Public schools cannot lead children in prayer, a prohibition that has been extended in recent years to graduations and football games. But Congress, state legislatures and local governments can open their sessions with a prayer, provided the audience is not coerced to participate.
The line between what’s OK and what’s not is even thinner than that. On the same day in 2005, the Supreme Court ruled against displaying the Ten Commandments inside a county courthouse but said it could be memorialized outdoors on statehouse grounds.
President Trump took aim at the press soon after coming into office. “Our current libel laws are a sham and a disgrace and do not represent American values or American fairness,” he said.

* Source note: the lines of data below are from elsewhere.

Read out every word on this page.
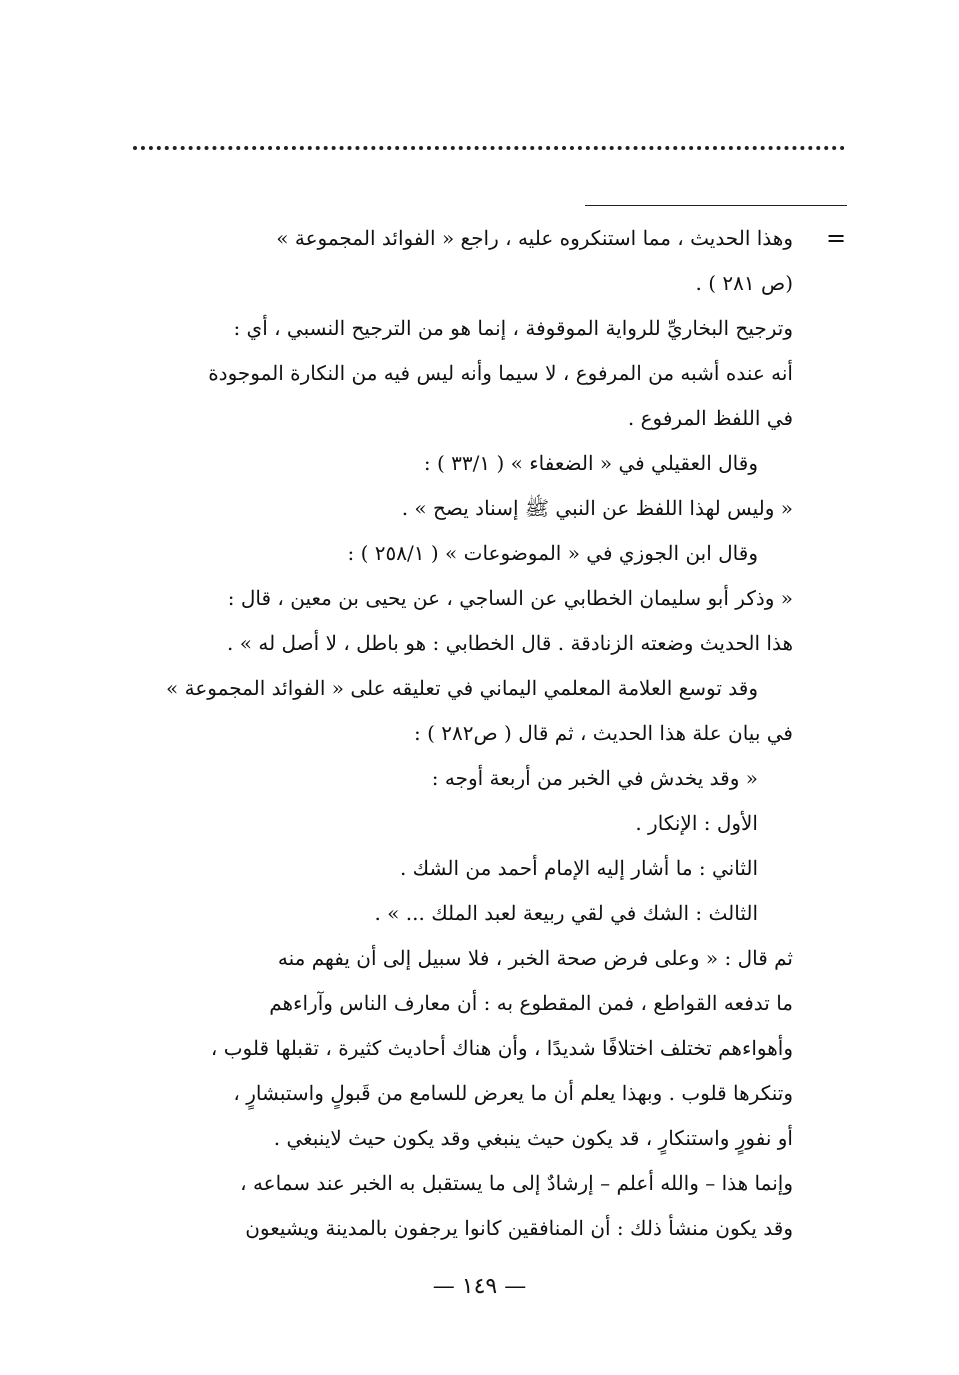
=
وهذا الحديث ، مما استنكروه عليه ، راجع « الفوائد المجموعة »
(ص ٢٨١ ) .
وترجيح البخاريِّ للرواية الموقوفة ، إنما هو من الترجيح النسبي ، أي :
أنه عنده أشبه من المرفوع ، لا سيما وأنه ليس فيه من النكارة الموجودة
في اللفظ المرفوع .
وقال العقيلي في « الضعفاء » ( ٣٣/١ ) :
« وليس لهذا اللفظ عن النبي ﷺ إسناد يصح » .
وقال ابن الجوزي في « الموضوعات » ( ٢٥٨/١ ) :
« وذكر أبو سليمان الخطابي عن الساجي ، عن يحيى بن معين ، قال :
هذا الحديث وضعته الزنادقة . قال الخطابي : هو باطل ، لا أصل له » .
وقد توسع العلامة المعلمي اليماني في تعليقه على « الفوائد المجموعة »
في بيان علة هذا الحديث ، ثم قال ( ص٢٨٢ ) :
« وقد يخدش في الخبر من أربعة أوجه :
الأول : الإنكار .
الثاني : ما أشار إليه الإمام أحمد من الشك .
الثالث : الشك في لقي ربيعة لعبد الملك ... » .
ثم قال : « وعلى فرض صحة الخبر ، فلا سبيل إلى أن يفهم منه
ما تدفعه القواطع ، فمن المقطوع به : أن معارف الناس وآراءهم
وأهواءهم تختلف اختلافًا شديدًا ، وأن هناك أحاديث كثيرة ، تقبلها قلوب ،
وتنكرها قلوب . وبهذا يعلم أن ما يعرض للسامع من قَبولٍ واستبشارٍ ،
أو نفورٍ واستنكارٍ ، قد يكون حيث ينبغي وقد يكون حيث لاينبغي .
وإنما هذا – والله أعلم – إرشادٌ إلى ما يستقبل به الخبر عند سماعه ،
وقد يكون منشأ ذلك : أن المنافقين كانوا يرجفون بالمدينة ويشيعون
— ١٤٩ —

Since the 1960s, the Supreme Court has made clear that the First Amendment protects statements made about public officials unless they are false and intended to defame. Only “reckless disregard for the truth” is unprotected.
Furthermore, the media can publish information from classified documents even if the government says it would threaten national security, a conclusion reached in the Pentagon Papers case featured in the recent film, The Post.